• VeganVernon
    8
    If you can have a mental image of a shade of blue, you could also perceive this shade of blue. So what is the difference between seeing and imagining the shade of blue?
  • Mww
    4.8k


    Within the context of continental Enlightenment epistemological philosophy, imagination is a faculty in use both a priori and a posteriori. In the latter, imagination synthesizes appearances to phenomena, and passes to understanding representations of real objects as a mental images, which become our experiences. In the former, imagination spontaneously creates its own intuitions, and synthesizes these to form a representation which it then passes to understanding, not as a mental image but as schema, to which belongs the content of our pure conceptions, re: geometric figures, numbers, colors.
    (CPR, B178......loosely....it’s pretty forbidding down here in the weeds)

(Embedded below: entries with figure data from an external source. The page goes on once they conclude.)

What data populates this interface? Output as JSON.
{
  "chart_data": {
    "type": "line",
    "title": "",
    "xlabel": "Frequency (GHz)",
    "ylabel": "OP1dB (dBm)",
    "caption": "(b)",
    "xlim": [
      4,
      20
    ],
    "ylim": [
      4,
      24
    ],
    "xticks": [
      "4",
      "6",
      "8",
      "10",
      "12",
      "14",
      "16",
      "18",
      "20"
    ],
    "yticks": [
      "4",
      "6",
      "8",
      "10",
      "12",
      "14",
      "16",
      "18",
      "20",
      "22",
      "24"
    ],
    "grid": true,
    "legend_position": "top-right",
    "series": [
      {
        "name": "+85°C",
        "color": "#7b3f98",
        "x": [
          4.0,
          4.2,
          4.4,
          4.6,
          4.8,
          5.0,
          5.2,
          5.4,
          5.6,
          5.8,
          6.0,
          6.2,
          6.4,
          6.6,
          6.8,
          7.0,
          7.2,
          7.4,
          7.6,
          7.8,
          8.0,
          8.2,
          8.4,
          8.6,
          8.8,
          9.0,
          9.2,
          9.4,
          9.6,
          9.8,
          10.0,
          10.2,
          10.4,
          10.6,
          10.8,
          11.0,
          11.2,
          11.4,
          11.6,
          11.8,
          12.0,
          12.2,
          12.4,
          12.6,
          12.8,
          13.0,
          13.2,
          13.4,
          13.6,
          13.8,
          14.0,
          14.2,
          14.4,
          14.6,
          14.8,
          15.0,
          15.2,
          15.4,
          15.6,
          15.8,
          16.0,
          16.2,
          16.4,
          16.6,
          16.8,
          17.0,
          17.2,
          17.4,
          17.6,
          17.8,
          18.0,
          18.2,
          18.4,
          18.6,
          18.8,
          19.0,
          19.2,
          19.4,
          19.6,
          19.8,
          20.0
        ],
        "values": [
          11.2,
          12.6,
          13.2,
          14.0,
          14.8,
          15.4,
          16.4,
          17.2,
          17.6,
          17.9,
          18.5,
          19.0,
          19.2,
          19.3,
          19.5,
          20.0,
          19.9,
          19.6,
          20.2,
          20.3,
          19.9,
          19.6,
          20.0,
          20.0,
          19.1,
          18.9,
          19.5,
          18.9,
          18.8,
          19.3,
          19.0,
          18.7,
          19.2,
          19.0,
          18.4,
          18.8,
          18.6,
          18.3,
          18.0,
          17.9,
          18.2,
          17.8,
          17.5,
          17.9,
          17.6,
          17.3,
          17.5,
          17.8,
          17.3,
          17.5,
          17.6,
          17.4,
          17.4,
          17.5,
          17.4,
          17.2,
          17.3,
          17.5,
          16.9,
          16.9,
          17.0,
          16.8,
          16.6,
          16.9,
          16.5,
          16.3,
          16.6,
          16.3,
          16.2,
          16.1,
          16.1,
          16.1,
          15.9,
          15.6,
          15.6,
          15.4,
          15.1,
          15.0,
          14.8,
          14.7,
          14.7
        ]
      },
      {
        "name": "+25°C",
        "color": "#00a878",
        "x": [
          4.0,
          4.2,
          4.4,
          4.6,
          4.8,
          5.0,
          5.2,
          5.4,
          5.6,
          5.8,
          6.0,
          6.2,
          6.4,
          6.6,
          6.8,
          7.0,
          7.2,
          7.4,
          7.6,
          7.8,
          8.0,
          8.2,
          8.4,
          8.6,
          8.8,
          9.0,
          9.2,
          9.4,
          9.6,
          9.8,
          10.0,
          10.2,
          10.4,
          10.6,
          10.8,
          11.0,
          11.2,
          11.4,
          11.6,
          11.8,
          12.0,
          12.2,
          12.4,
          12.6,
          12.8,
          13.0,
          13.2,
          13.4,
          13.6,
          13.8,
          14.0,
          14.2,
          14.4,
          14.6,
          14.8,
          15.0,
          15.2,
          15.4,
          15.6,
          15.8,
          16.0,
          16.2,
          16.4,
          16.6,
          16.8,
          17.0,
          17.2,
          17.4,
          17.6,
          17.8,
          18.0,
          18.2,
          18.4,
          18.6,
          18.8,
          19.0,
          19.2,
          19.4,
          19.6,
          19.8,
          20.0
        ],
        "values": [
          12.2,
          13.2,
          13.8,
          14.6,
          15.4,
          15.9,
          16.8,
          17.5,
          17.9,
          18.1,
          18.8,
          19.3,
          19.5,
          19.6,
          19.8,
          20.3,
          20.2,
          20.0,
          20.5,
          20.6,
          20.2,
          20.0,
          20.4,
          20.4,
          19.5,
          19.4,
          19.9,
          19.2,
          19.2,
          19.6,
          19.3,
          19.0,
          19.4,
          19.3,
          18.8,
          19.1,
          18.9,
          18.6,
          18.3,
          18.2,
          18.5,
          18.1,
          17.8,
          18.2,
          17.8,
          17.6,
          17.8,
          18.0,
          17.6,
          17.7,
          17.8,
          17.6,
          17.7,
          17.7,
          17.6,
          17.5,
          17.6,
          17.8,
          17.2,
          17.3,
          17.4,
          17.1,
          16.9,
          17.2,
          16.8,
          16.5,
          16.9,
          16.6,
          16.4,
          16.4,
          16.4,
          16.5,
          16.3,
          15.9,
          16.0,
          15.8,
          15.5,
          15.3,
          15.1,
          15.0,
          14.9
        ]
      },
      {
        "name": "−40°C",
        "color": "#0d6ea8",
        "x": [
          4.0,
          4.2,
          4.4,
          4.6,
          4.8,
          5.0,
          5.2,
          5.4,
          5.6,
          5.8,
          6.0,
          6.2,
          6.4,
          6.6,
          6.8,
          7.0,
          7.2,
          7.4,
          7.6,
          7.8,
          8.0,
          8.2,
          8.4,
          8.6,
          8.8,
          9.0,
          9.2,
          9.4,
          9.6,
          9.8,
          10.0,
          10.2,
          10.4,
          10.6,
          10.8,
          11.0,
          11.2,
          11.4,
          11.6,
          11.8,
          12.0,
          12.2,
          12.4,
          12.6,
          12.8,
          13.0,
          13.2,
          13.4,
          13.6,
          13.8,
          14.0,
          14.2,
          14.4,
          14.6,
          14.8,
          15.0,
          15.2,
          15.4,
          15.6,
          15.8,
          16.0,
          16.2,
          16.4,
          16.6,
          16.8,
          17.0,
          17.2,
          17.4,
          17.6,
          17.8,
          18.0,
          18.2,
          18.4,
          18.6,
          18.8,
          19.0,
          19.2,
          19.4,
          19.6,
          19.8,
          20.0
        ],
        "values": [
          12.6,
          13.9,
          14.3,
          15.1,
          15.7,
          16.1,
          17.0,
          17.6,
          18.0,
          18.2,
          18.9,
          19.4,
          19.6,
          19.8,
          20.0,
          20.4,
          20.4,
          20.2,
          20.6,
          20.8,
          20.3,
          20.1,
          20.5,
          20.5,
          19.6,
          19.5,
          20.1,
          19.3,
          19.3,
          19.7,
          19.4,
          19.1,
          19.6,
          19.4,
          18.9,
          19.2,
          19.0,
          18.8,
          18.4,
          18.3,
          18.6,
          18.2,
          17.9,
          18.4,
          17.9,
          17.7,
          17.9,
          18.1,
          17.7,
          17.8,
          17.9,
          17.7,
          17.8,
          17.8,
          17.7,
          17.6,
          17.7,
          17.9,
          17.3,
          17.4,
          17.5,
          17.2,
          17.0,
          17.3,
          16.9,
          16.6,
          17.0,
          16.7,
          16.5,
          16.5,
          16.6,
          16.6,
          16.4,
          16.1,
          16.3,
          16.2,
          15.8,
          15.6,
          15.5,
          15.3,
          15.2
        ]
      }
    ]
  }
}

    Given an experience of blue, it is not a problem to imagine a shade not belonging to experience, re: Hume’s missing shade in E.C.H.U., Sec 2. Schema exist only in thought, which makes explicit that if there is experience of a blue, which is technically an intuition of an object with the property of blue inhering in it, as understanding thinks as belonging to it, we can easily imagine a blue of more or less degree, even in that very same object.

    Depending on which doctrine one accepts, color either belongs to an object which we then perceive, or color resides in us merely as a pure conception, like extension, size, causality, which we apply to objects as part of our cognitive process.

    Anyway.....I know. It doesn’t help when the answer to a question just raises more of them.